# Compound of four triangular prisms

(Redirected from Rhomboctahedron)
Compound of four triangular prisms
Rank3
TypeUniform
Notation
Bowers style acronymRo
Elements
Components4 triangular prisms
Faces8 triangles, 12 squares
Edges12+24
Vertices24
Vertex figureIsosceles triangle, edge length 1, 2, 2
Measures (edge length 1)
Circumradius${\displaystyle {\frac {\sqrt {21}}{6}}\approx 0.76376}$
Volume${\displaystyle {\sqrt {3}}\approx 1.73205}$
Dihedral angles4–4: 60°
4–3: 90°
Central density4
Number of external pieces56
Level of complexity26
Related polytopes
ArmyNon-uniform Snic, edge lengths ${\displaystyle {\sqrt {\frac {2-{\sqrt {2}}}{3}}}}$ (squares), ${\displaystyle {\sqrt {\frac {3-{\sqrt {2}}}{3}}}}$ (equilateral triangles), ${\displaystyle {\sqrt {\frac {4-2{\sqrt {2}}}{3}}}}$ (between scalene triangles)
RegimentRo
DualCompound of four triangular tegums
ConjugateCompound of four triangular prisms
Convex coreRhombic dodecahedron
Abstract & topological properties
Flag count144
OrientableYes
Properties
SymmetryB3+, order 24
ConvexNo
NatureTame

The rhomboctahedron, ro, or compound of four triangular prisms is a uniform polyhedron compound. It consists of 12 squares and 8 triangles, with one triangle and two squares joining at a vertex.
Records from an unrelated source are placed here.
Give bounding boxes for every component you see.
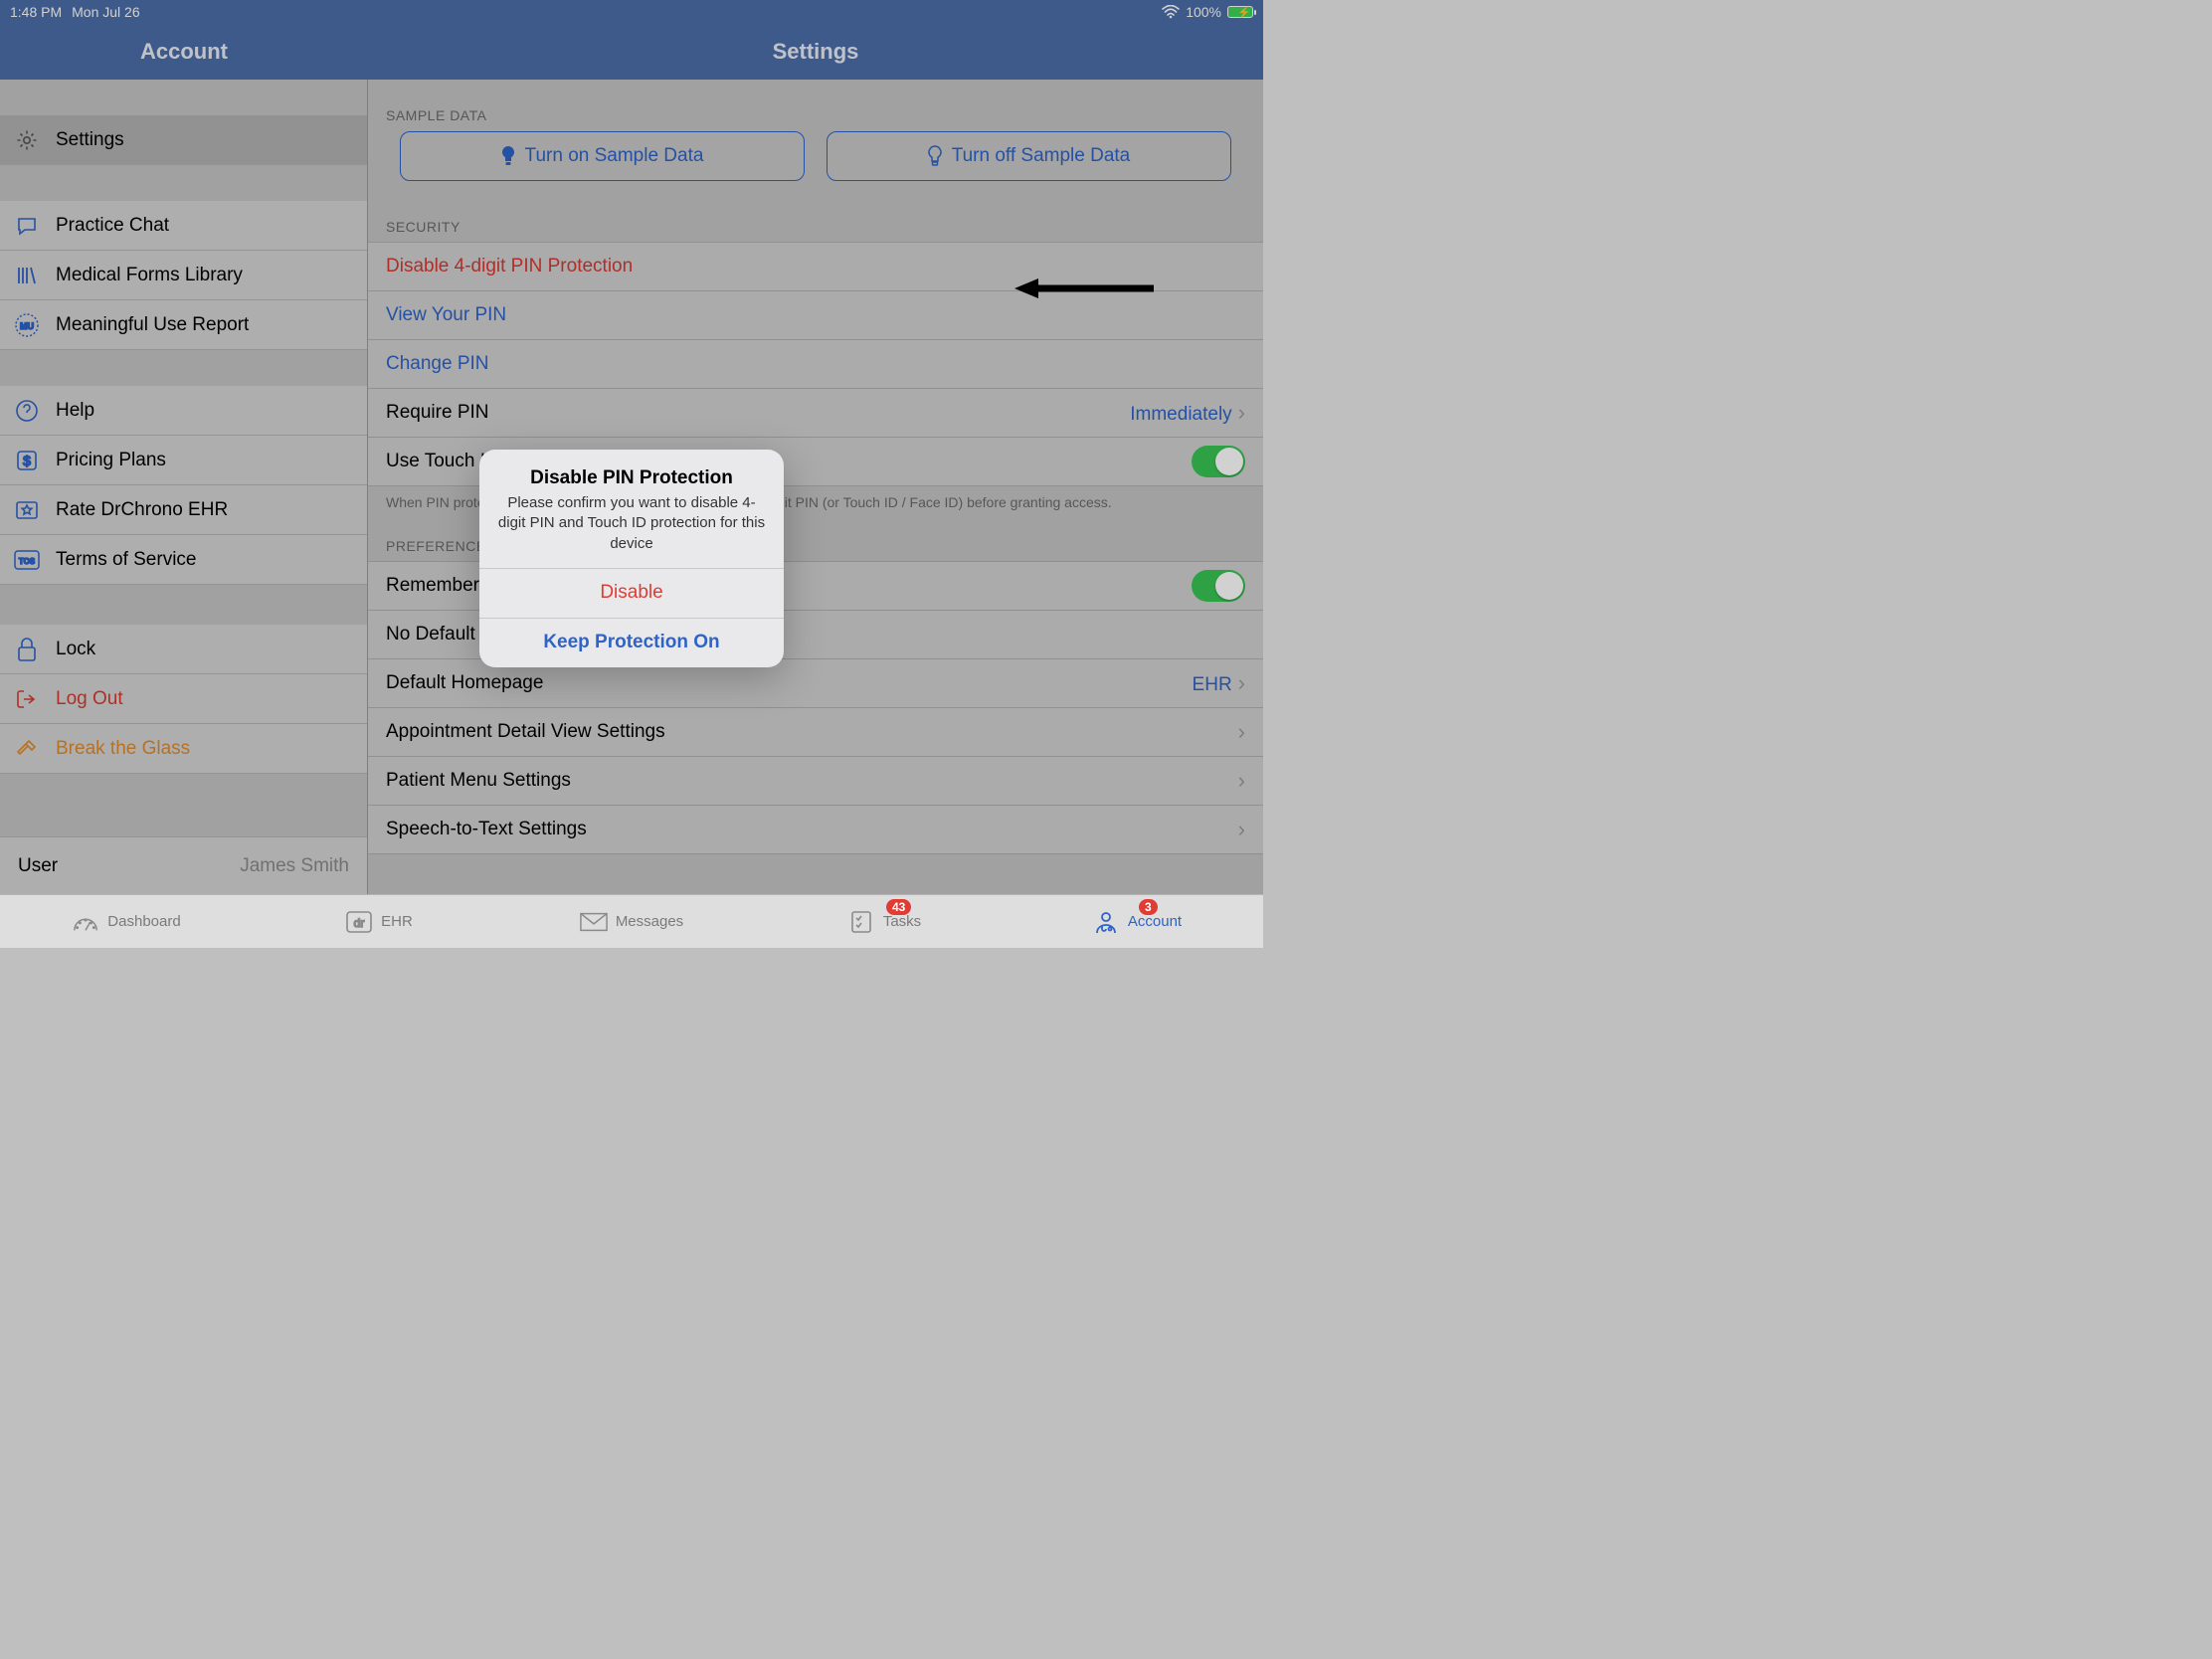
checklist-icon — [847, 911, 875, 933]
tab-label: Dashboard — [107, 913, 180, 930]
tab-ehr[interactable]: dr EHR — [253, 895, 505, 948]
tab-label: EHR — [381, 913, 413, 930]
tab-bar: Dashboard dr EHR Messages Tasks 43 Accou… — [0, 894, 1263, 948]
button-label: Keep Protection On — [543, 632, 719, 653]
gauge-icon — [72, 911, 99, 933]
tab-label: Account — [1128, 913, 1182, 930]
modal-keep-button[interactable]: Keep Protection On — [479, 618, 784, 667]
modal-title: Disable PIN Protection — [497, 467, 766, 489]
tab-messages[interactable]: Messages — [505, 895, 758, 948]
tab-tasks[interactable]: Tasks 43 — [758, 895, 1011, 948]
tab-dashboard[interactable]: Dashboard — [0, 895, 253, 948]
disable-pin-modal: Disable PIN Protection Please confirm yo… — [479, 450, 784, 667]
envelope-icon — [580, 911, 608, 933]
tab-label: Messages — [616, 913, 683, 930]
dr-icon: dr — [345, 911, 373, 933]
modal-disable-button[interactable]: Disable — [479, 568, 784, 618]
modal-message: Please confirm you want to disable 4-dig… — [497, 493, 766, 554]
tasks-badge: 43 — [886, 899, 911, 915]
svg-text:dr: dr — [354, 916, 365, 930]
tab-label: Tasks — [883, 913, 921, 930]
button-label: Disable — [600, 582, 662, 604]
doctor-icon — [1092, 911, 1120, 933]
tab-account[interactable]: Account 3 — [1011, 895, 1263, 948]
account-badge: 3 — [1139, 899, 1158, 915]
app-root: { "status": { "time": "1:48 PM", "date":… — [0, 0, 1263, 948]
Its quotient prismatic equivalent is the triangular prismatic tetrahedroorthowedge, which is six-dimensional.

## Vertex coordinates

The vertices of a rhomboctahedron of edge length 1 are given by all even sign changes and even permutations, plus all odd sign changes and odd permutatoins, of:

• ${\displaystyle \left({\frac {{\sqrt {3}}+{\sqrt {6}}}{6}},\,{\frac {{\sqrt {6}}-{\sqrt {3}}}{6}},\,{\frac {\sqrt {3}}{6}}\right)}$.

## Related polyhedra

This compound is chiral. The compound of the two enantiomorphs is the disrhomboctahedron.